Dès lors, des pans entiers de la littérature ont été retirés sous prétexte d'éliminer des livres "inappropriés" ou "obscènes". Les livres illustrés, à destination des plus jeunes, n'ont pas été épargnés: And Tango Makes Three, Everywhere Babies ou The Family Book, qui incluaient des représentations LGBTQ+, ont été qualifiés de "sexuellement explicites" et retirés.
Le récent arrêt de la Cour suprême des États-Unis dans l'affaire Mahmoud v. Taylor pourrait accentuer cette censure à l'échelle du pays en ce qu'il impose aux écoles d'offrir une option de retrait aux parents qui s'opposent aux livres illustrés LGBTQ+ pour des motifs religieux.
Une résistance s'organise
Plus inquiétant encore, les censeurs ne se limitent plus aux bibliothèques scolaires, mais s'attaquent désormais aux foires du livre, aux dons de livres et même aux bourses d'études visant à soutenir l'éducation publique.
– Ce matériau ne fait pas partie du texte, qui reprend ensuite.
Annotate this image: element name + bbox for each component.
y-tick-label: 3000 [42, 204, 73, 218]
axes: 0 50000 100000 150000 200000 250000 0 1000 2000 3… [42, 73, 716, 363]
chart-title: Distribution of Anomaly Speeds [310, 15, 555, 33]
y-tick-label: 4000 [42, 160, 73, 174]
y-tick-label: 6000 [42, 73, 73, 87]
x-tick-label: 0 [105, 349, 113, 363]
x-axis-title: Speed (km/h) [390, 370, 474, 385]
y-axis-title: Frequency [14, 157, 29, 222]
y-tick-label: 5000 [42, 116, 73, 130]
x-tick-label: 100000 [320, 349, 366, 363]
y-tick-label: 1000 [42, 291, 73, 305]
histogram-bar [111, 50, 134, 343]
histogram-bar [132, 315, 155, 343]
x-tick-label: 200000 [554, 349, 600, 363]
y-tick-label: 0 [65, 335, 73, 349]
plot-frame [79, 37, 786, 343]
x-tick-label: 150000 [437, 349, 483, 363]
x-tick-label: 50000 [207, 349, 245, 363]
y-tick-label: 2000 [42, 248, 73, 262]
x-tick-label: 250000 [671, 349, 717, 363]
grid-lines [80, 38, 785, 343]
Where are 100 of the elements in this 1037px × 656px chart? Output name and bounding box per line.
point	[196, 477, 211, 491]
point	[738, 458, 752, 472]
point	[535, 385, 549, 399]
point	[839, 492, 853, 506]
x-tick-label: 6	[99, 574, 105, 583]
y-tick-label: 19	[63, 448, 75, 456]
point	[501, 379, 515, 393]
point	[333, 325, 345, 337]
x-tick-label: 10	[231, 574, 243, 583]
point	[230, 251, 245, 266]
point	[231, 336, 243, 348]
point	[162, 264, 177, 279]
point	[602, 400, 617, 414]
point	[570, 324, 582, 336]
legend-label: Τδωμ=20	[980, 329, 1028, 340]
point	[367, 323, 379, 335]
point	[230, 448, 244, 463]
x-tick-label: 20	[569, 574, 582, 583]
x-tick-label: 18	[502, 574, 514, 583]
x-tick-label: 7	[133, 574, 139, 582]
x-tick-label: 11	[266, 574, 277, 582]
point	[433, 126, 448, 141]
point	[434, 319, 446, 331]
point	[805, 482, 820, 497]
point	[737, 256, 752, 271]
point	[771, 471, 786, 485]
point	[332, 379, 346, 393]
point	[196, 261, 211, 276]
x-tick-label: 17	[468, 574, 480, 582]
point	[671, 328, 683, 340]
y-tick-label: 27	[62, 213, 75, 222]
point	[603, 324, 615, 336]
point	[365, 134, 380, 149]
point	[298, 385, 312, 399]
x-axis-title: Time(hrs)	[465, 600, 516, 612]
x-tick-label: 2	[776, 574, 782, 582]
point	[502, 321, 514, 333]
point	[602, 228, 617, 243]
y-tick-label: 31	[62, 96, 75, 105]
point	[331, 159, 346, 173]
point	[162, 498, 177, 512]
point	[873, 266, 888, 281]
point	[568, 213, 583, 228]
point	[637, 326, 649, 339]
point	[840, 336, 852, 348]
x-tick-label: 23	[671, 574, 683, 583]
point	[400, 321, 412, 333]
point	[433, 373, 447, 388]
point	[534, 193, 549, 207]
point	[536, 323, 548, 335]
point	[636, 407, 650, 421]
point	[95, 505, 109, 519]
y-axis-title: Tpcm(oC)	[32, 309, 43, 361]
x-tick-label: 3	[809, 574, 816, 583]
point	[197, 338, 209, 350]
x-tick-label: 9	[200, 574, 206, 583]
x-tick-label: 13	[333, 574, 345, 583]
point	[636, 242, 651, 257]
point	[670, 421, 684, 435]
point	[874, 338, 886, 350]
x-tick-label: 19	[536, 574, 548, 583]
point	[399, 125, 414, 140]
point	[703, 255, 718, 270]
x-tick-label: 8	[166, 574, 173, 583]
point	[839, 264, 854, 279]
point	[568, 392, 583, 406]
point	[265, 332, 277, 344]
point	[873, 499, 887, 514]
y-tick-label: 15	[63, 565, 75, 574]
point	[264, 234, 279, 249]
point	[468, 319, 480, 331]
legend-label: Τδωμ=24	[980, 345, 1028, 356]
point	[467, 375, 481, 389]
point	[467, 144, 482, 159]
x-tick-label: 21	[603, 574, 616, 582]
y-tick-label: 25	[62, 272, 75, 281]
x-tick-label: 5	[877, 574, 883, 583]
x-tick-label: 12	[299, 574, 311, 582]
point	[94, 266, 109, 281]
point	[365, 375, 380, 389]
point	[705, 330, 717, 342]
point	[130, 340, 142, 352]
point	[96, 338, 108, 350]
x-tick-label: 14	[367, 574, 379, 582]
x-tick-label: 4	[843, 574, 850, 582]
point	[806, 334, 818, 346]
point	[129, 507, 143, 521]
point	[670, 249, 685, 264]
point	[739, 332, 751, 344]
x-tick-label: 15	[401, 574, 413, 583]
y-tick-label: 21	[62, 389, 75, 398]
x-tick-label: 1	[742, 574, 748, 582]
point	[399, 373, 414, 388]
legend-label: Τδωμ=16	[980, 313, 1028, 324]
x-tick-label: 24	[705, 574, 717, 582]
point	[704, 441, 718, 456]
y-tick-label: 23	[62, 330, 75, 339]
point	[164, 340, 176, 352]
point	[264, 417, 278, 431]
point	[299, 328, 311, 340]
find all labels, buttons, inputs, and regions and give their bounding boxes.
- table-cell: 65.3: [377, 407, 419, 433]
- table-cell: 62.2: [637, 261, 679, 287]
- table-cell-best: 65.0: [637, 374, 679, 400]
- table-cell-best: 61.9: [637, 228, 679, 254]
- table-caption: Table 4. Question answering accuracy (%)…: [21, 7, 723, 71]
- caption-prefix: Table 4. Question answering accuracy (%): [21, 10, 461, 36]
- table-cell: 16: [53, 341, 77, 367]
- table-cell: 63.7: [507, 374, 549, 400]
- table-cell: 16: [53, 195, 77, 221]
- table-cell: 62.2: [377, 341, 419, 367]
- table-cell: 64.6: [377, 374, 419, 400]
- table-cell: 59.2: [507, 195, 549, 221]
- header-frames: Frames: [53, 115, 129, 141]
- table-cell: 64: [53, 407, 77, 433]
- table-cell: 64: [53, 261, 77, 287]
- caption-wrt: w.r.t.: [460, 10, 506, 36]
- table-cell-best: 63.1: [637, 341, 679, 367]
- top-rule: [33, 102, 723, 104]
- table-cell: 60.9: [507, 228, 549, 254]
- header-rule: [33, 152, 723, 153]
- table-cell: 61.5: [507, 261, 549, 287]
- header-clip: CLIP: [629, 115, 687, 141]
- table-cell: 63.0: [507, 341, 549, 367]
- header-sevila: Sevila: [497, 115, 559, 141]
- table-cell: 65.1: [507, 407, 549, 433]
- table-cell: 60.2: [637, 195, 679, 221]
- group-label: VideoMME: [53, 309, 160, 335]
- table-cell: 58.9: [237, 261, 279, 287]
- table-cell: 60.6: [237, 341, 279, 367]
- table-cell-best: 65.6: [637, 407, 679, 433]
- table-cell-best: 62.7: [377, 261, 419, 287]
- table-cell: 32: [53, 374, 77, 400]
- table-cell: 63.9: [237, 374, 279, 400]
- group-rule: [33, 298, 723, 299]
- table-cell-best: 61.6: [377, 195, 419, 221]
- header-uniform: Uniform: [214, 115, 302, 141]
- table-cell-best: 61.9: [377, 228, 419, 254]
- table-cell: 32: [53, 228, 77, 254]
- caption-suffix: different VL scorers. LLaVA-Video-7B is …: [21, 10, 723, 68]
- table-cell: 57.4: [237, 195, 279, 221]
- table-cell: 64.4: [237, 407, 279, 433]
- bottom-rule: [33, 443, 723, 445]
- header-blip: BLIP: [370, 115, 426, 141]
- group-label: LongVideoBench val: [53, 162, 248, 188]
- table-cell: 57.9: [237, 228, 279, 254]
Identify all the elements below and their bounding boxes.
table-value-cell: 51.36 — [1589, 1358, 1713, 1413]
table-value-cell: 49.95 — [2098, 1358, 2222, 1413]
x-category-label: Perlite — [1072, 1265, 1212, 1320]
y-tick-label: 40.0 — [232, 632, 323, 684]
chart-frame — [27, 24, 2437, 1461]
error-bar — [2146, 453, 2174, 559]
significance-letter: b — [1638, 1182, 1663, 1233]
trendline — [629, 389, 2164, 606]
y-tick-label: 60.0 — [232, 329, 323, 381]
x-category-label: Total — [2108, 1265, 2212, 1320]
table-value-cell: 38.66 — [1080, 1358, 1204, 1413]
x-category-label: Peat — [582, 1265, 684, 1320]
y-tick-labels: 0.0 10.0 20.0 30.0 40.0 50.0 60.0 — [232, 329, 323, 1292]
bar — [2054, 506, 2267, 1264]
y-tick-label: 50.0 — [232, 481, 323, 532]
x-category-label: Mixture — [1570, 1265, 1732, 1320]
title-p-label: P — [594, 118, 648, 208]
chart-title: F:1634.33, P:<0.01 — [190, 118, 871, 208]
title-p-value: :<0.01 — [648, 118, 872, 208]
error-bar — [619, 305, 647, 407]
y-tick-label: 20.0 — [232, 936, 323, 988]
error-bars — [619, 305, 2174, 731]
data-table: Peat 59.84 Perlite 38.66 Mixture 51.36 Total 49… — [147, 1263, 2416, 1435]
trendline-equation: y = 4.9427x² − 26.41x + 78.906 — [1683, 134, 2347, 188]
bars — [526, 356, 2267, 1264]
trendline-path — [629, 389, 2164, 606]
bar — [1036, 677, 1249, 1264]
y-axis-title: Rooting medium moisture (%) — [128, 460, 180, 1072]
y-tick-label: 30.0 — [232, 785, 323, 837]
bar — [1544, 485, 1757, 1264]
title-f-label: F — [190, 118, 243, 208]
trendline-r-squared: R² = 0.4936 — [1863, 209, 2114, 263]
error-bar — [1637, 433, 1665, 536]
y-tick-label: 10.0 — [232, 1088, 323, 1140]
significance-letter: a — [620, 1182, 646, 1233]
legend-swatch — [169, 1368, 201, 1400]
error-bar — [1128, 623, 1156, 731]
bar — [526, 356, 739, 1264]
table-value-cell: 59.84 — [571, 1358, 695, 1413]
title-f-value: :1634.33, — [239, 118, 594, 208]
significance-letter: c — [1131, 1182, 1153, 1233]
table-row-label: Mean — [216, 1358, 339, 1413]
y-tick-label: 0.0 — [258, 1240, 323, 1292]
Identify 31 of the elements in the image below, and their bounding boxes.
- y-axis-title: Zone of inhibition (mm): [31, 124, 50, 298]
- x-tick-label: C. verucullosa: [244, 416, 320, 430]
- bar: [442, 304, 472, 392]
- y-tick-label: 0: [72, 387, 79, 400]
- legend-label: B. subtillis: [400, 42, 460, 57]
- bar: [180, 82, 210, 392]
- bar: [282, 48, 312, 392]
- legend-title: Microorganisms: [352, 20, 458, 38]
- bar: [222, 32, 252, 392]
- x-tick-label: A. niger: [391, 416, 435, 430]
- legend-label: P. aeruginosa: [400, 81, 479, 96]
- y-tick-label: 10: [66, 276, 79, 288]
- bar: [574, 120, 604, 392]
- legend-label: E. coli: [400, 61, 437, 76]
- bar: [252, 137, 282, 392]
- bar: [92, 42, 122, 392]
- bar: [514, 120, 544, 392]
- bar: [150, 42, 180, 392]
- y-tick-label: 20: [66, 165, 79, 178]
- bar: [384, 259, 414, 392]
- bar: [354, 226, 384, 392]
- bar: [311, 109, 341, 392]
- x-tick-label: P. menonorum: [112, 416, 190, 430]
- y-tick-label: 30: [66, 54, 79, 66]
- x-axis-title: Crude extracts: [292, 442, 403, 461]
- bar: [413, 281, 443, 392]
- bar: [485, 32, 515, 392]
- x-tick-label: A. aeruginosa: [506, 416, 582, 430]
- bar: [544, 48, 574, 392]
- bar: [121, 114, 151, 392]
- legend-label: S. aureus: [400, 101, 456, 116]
En Virginie, l'école de Lynchburg City a demandé aux familles de retourner des exemplaires du Free Speech Handbook (Manuel de la liberté d'expression) donné aux élèves du primaire, au motif qu'il contiendrait de la "satire pour adultes".
Les manuels scolaires et programmes d'études sont également contestés. Dans le Colorado, un conseil scolaire a rejeté un manuel d'histoire pour ses mentions du mouvement Black Lives Matter. En Floride, un manuel de biologie a été formellement contesté pour ses sections sur le changement climatique, l'évolution, la COVID-19 et le port du masque.
Si la censure devient routinière, l'association souligne que la perception de ces interdictions reste inchangée pour l'opinion publique. La plupart des Américains s'opposent aux restrictions d'accès aux livres dans les écoles publiques et plus largement à l'entrave à la liberté de lire. Ainsi, une résistance civile s'organise, tant du point de vue national, qu'étatique ou local pour lutter contre cette censure.